Lettre à Rachid, Histoire tunisoise (par Patrick Abraham)
1- Mon cher Ami P.,
J’espère que tu vas bien moi j’y vais bien ! Ici à Tunis-capitale il fait froid car c’est l’hiver. Je travaille beaucoup dans mon restaurant qui marche très bien. Je fais le serveur et je reçois beaucoup de bakchichs. Pas des Tunisiens qui sont trop radins mais des Français ou des Allemands qui m’aiment beaucoup. Je m’ennuie aussi beaucoup de toi toujours et je voudrais te revoir vite. Je t’aime beaucoup et je sais que toi aussi tu m’aimes beaucoup toujours. Alors tu vois. S’il te plaît, reviens vite en Tunisie.
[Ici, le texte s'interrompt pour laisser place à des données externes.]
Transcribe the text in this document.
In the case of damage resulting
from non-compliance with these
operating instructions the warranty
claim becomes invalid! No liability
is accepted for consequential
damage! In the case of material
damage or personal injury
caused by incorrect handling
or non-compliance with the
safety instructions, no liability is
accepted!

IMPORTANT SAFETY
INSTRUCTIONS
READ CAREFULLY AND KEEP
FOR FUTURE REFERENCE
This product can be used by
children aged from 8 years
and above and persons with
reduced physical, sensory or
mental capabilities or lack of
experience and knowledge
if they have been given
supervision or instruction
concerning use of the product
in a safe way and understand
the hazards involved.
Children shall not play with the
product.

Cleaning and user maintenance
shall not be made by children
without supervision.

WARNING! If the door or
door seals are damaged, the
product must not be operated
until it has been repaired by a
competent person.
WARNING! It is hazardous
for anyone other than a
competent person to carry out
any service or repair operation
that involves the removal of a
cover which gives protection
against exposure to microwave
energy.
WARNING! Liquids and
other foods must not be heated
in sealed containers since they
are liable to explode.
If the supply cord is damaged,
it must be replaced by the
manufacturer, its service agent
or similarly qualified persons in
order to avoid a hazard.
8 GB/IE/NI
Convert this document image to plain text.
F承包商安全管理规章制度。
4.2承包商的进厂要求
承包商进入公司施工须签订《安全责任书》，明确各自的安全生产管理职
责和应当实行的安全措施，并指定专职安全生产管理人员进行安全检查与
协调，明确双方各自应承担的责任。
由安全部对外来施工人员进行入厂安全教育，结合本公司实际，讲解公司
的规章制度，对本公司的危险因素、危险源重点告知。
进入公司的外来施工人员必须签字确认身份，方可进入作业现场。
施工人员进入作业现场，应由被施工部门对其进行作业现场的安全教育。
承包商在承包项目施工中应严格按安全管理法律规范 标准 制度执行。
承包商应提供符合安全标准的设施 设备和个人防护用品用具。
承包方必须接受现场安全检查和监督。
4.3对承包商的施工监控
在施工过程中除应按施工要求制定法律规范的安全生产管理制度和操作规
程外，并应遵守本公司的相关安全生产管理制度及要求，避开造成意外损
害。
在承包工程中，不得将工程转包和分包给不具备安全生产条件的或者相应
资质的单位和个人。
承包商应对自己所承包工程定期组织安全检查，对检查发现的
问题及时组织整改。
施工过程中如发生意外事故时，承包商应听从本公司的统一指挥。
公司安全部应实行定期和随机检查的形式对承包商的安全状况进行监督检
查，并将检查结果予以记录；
On ira à Metlaoui et à Tozeur voir Fawzi et Bilal et après on rentrera en France avec toi. Ici à Tunis-capitale j’ai pas trop d’amis. Comme tu le sais tous mes amis ils sont à Tozeur et à Metlaoui. La mentalité de Tunis-capitale est pas bonne pour moi. Ils courent toujours comme s’ils allaient jamais mourir. Moi je trouve ça con ! En plus on peut jamais savoir si, avec qui on parle, on va pas avoir des problèmes. A Tozeur et à Metlaoui, tous les flics je les connais et ils me connaissent moi, donc pas de problèmes. Ici déjà j’ai eu des problèmes. Alors tu vois. Tu me manques trop et depuis que tu es parti j’ai jamais fait l’amour avec.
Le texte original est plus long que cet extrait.